While endometrial cancers are associated with favourable outcomes due to early symptomatic evaluation, patients with high-risk features are at a higher risk of recurrence. Although results of PORTEC-3 trial established the role of concurrent chemoradiation followed by adjuvant chemotherapy for high-risk endometrial cancer patients, its concordance data in South Asian populations is lacking. Present study aims to assess toxicity profiles and outcomes in this cohort of patients.

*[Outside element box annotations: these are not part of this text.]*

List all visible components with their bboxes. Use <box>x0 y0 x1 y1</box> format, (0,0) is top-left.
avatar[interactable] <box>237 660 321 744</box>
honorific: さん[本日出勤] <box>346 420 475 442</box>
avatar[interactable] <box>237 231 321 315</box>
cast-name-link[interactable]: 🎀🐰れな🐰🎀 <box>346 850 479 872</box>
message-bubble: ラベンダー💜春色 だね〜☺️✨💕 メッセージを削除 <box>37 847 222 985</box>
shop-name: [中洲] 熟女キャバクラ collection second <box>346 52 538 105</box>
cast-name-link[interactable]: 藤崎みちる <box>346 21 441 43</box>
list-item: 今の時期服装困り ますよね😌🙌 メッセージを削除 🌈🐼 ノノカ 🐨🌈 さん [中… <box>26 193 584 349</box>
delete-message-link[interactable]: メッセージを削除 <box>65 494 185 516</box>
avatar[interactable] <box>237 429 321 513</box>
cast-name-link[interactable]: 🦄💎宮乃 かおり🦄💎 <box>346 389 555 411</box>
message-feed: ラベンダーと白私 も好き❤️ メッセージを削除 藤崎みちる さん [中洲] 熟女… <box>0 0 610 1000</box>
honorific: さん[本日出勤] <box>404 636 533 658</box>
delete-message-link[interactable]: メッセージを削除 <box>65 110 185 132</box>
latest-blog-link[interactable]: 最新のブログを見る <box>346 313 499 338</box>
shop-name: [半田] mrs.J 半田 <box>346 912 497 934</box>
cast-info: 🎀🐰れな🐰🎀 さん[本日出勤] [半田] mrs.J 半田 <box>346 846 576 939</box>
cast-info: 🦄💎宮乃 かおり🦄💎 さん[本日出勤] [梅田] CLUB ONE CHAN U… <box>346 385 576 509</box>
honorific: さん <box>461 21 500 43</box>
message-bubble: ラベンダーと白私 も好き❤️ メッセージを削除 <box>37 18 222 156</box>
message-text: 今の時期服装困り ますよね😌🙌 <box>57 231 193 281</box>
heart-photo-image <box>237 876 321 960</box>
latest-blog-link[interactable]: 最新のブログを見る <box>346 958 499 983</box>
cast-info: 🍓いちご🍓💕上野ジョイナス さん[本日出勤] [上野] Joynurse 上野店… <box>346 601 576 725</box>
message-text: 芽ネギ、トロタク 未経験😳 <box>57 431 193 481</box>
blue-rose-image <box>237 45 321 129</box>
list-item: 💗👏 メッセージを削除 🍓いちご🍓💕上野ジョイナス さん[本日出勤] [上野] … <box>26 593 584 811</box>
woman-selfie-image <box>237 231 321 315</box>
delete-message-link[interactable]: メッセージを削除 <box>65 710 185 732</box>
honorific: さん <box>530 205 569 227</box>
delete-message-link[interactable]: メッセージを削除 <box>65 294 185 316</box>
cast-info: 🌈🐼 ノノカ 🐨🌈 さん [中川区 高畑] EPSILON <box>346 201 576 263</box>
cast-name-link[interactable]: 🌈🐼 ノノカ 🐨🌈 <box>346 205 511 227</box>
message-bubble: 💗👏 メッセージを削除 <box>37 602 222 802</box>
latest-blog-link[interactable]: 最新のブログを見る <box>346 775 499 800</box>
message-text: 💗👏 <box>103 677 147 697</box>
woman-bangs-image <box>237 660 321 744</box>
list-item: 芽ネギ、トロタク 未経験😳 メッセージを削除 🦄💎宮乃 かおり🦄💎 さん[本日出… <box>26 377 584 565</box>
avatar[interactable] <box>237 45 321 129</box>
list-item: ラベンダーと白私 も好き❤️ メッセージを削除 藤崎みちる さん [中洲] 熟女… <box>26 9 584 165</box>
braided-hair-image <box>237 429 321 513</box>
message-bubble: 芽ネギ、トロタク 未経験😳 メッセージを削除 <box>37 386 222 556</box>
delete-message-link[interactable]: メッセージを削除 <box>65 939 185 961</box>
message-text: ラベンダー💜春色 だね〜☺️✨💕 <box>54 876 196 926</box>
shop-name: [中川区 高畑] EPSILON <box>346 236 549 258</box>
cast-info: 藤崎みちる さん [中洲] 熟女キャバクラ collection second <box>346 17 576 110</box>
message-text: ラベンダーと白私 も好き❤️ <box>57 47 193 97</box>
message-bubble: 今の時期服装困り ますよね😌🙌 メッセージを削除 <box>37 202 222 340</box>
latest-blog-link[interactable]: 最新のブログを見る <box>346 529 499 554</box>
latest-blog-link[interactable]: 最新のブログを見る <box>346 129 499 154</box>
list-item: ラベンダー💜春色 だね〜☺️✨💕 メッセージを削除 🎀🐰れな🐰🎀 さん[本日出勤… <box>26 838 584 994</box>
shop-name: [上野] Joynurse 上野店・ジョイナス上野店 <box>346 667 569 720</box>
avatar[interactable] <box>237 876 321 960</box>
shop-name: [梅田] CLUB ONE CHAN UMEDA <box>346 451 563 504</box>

Patients planned for endometrial cancer treatment as per PORTEC-3 trial regimen from October 2016 to August 2022 at our institute were ambispectively analysed for toxicity with RTOG grading and treatment outcomes.
58 patients were included (Median age 61 years) with FIGO stages I (26, 44.8%), II (5, 8.6%) and III (27, 46.6%). Patients were surgically staged using robotic (33, 56.9%), laparoscopic (9, 15.5%) and open (16, 27.6%) methods. 40 patients (69%) had Type II histology, p53 and Napsin A positivity was seen in 38 and 3 patients respectively. IMRT was used in 44 patients (79.3%). Acute Toxicity analysis showed that most common complaint during CTRT was diarrhoea (38 patients, 65.5%) of which only 10 were Grade 2. Grade 2 hematological and GU toxicities were noted in 2 and 0 patients respectively. Regarding adjuvant chemotherapy; 2 patients withdrew consent, 14 had peripheral neuropathies (3 discontinued treatment) and 15 had Grade 2 hematological toxicities. No patient stopped treatment during CTRT, 4 discontinued adjuvant chemotherapy due to toxicities and further 6 required dose reduction. At median followup of 24 months, 15 patients recurred (Isolated paraaortic recurrences in 2, distant metastases in 13). Medication requiring neuropathies persisted in 11 patients, 1 needed surgery for bowel obstruction due to incisional hernia, and no late GU toxicities were seen.
There is good tolerance and compliance to adjuvant treatment with chemoradiation and chemotherapy in this South Asian cohort of patients, with no toxicity related treatment breaks during CTRT. Relapse was majorly seen at distant sites. These findings are in line with outcomes of PORTEC 3 trial.